L'amour non partagé est une hémorragie. Pendant les mois qui suivirent, alors que l'Espagne s'installait dans l'été, j'aurais encore pu me prétendre à moi-même que tout allait bien, que nous étions à égalité dans l'amour; mais je n'avais malheureusement jamais été très doué pour me mentir. Deux semaines plus tard elle vint me rendre visite à San José, et si elle me prêtait toujours son corps avec autant d'abandon, aussi peu de retenue, je remarquai également que, de plus en plus fréquemment, elle s'éloignait de quelques mètres pour parler dans son portable. Elle riait beaucoup dans ces conversations, plus souvent qu'avec moi, elle promettait d'être bientôt de retour, et l'idée que j'avais eue de lui proposer de passer l'été en ma compagnie apparaissait de plus en plus nettement dénuée de sens; c'est presque avec soulagement que je la reconduisis à l'aéroport.

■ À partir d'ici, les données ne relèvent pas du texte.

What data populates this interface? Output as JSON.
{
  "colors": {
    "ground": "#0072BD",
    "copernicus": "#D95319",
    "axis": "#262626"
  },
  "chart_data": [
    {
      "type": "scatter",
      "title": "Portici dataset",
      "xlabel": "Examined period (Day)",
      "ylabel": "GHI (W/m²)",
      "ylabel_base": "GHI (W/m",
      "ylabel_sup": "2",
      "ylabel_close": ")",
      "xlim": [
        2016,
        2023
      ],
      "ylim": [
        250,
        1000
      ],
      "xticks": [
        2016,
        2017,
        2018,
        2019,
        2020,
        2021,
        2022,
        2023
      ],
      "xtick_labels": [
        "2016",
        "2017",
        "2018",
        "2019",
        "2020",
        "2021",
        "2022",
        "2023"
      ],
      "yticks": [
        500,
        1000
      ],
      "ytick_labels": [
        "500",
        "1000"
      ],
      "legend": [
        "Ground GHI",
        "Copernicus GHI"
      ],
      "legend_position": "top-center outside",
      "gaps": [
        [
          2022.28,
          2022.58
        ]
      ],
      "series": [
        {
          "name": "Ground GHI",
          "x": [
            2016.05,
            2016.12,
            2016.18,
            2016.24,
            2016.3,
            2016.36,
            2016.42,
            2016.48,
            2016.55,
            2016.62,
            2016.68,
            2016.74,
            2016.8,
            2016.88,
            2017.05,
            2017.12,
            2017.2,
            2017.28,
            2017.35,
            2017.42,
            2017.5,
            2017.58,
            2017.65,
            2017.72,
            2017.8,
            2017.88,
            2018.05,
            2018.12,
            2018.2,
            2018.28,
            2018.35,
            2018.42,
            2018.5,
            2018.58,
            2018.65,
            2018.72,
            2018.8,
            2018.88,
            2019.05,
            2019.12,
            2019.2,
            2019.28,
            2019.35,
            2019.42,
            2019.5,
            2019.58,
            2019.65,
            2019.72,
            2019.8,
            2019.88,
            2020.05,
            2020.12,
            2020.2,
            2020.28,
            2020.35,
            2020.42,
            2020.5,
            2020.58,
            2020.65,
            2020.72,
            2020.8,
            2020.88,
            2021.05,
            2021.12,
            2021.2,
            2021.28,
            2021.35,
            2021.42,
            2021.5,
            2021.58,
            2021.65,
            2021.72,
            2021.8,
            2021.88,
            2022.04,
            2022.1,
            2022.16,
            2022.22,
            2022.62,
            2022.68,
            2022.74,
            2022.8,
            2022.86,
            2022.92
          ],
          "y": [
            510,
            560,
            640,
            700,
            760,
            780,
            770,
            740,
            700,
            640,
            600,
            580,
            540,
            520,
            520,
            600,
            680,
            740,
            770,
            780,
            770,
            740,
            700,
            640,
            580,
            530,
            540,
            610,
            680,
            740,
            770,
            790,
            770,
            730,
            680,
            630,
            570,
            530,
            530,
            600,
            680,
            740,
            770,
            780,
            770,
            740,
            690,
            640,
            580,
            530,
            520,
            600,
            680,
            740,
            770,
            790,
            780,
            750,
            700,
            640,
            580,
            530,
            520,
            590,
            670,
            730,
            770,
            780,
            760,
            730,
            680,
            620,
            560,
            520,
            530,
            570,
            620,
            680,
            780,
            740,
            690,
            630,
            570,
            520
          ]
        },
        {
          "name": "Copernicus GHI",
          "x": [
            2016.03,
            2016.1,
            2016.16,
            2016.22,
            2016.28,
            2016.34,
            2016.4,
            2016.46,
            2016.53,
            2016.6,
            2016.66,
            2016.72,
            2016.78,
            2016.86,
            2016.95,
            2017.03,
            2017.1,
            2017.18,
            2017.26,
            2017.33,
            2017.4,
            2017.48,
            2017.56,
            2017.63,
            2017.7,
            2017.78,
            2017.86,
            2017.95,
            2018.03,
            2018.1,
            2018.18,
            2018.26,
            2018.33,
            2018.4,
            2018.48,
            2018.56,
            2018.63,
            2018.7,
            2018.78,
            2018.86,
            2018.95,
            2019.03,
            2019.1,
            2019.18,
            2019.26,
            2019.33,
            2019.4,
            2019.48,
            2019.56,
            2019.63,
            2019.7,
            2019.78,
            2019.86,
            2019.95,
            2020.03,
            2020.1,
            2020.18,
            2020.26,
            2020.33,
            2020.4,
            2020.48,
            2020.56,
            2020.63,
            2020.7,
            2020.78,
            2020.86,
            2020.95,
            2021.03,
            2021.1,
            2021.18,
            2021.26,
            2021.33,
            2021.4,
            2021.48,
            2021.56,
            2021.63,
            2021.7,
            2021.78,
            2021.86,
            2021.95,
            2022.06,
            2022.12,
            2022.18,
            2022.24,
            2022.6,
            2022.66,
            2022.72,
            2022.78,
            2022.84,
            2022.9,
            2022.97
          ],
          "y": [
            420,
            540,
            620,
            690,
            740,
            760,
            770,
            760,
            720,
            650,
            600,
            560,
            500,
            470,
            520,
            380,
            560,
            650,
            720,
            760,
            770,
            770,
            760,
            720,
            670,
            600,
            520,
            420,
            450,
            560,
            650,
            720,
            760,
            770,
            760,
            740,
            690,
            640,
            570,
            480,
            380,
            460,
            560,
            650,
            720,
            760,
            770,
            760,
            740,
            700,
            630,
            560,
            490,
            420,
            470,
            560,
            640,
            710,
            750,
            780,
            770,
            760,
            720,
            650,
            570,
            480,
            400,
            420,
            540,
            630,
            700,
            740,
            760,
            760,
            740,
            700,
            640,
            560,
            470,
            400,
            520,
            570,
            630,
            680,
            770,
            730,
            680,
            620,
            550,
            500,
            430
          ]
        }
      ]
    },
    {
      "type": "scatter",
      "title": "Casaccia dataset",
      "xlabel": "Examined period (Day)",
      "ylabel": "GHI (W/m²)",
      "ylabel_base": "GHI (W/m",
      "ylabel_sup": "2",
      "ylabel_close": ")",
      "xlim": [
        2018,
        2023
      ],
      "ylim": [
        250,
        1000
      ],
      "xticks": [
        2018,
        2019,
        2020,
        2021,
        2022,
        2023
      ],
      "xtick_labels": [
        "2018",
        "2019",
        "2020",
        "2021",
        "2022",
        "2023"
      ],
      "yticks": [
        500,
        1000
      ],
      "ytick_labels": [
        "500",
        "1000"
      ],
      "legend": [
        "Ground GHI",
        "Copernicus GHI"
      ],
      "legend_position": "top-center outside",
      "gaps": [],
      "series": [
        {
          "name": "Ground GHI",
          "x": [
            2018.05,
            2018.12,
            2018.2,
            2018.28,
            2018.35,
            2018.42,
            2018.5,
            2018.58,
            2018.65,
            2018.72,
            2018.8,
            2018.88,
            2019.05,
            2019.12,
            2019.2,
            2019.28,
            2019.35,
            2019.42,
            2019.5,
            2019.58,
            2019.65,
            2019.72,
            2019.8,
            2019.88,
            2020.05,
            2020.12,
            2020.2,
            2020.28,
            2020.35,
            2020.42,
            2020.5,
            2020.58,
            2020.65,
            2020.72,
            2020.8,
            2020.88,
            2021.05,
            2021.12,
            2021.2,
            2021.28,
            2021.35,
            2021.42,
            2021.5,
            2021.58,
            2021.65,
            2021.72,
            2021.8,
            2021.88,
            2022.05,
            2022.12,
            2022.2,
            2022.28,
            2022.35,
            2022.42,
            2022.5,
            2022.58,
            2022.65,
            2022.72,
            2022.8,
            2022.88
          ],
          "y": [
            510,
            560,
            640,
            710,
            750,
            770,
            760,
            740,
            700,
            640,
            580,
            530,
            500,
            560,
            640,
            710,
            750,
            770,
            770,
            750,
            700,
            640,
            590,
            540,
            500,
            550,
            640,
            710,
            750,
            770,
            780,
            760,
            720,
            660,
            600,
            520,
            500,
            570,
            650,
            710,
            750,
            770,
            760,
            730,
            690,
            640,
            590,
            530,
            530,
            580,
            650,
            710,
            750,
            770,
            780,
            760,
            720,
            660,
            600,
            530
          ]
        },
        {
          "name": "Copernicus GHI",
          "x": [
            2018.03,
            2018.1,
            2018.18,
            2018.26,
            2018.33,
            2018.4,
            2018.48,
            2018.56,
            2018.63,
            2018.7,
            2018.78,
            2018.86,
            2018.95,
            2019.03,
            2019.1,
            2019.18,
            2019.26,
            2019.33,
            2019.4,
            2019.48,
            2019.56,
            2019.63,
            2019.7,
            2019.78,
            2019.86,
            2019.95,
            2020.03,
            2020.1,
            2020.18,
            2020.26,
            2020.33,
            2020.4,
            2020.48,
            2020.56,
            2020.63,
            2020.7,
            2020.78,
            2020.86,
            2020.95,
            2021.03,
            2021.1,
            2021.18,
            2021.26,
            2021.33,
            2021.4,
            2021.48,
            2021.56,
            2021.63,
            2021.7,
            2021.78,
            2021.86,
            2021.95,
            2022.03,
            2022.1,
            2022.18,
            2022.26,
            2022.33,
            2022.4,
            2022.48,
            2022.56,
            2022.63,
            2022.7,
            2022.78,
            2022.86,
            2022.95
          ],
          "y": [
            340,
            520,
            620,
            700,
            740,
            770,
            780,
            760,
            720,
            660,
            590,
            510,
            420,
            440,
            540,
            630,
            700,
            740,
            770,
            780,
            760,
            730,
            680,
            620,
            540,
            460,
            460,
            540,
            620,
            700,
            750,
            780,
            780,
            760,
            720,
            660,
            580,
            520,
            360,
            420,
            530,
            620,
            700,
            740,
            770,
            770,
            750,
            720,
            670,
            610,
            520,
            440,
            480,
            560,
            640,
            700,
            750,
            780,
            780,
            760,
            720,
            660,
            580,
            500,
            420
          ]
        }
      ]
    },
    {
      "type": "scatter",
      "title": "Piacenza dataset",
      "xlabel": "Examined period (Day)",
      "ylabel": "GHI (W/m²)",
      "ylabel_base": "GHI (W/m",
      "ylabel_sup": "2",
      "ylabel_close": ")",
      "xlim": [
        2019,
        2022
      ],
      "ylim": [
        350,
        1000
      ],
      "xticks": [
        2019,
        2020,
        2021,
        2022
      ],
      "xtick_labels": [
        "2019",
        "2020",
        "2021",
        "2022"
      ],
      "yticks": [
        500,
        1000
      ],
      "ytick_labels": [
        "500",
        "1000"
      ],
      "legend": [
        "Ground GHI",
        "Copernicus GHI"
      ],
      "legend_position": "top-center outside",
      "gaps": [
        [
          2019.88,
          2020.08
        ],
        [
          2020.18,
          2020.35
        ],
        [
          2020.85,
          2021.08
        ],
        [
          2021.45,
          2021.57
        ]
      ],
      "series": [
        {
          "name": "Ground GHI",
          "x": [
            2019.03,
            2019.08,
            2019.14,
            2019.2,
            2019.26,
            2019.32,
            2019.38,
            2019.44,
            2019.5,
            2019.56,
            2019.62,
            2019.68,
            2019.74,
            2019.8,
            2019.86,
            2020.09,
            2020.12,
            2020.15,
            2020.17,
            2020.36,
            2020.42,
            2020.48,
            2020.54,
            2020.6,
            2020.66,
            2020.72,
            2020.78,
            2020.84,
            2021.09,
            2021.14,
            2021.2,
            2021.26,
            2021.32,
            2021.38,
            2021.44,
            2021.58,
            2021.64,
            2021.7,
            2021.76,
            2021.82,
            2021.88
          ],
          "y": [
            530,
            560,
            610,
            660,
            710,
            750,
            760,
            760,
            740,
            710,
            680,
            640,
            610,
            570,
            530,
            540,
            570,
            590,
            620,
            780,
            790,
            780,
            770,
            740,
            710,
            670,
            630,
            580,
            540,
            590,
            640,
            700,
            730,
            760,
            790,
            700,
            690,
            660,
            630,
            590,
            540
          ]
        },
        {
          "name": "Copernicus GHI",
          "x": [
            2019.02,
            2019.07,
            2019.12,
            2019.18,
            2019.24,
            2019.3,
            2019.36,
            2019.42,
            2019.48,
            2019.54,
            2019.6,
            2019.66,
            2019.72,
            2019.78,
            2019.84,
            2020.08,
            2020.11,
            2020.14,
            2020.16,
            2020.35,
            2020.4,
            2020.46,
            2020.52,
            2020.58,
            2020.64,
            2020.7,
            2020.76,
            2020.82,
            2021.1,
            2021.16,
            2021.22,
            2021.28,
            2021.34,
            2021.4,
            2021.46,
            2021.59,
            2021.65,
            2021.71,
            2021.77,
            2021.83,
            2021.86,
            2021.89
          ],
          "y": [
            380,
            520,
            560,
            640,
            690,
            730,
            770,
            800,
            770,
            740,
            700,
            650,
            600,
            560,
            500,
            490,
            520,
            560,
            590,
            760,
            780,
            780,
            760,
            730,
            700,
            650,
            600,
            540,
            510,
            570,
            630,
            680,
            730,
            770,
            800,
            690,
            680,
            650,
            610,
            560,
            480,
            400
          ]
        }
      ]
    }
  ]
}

J'avais évité la rupture, nous étions encore ensemble, comme on dit, et la semaine suivante c'est moi qui me déplaçai à Madrid.

Elle sortait encore souvent, je le savais, dans des boîtes, et passait parfois la nuit entière à danser; mais jamais elle ne me proposa de l'accompagner. Je l'imaginais répondant à ses amis qui lui offraient de sortir: «Non, pas ce soir, je suis avec Daniel…» Je connaissais maintenant la plupart d'entre eux, beaucoup étaient étudiants ou acteurs; souvent dans le genre groove, cheveux mi-longs et vêtements confortables; certains au contraire surjouaient sur un mode humoristique le style macho et latin lover, mais tous étaient, évidemment, jeunes, comment aurait-il pu en être autrement? Combien d'entre eux, me demandais-je parfois, avaient-ils pu être ses amants? Elle ne faisait jamais rien qui puisse me mettre mal à l'aise; mais je n'ai jamais eu, non plus, le sentiment de faire véritablement partie de son groupe. Je me souviens d'un soir, il pouvait être vingt-deux heures, nous étions une dizaine réunis dans un bar et tous parlaient avec animation des mérites de différentes boîtes, les unes plus house, d'autres plus trance. Depuis dix minutes j'avais horriblement envie de leur dire que je voulais, moi aussi, entrer dans ce monde, m'amuser avec eux, aller jusqu'au bout de la nuit; j'étais prêt à les implorer de m'emmener. Puis, accidentellement, j'aperçus mon visage se reflétant dans une glace, et je compris. J'avais la quarantaine bien sonnée; mon visage était soucieux, rigide, marqué par l'expérience de la vie, les responsabilités, les chagrins; je n'avais pas le moins du monde la tête de quelqu'un avec qui on aurait pu envisager de s'amuser; j'étais condamné.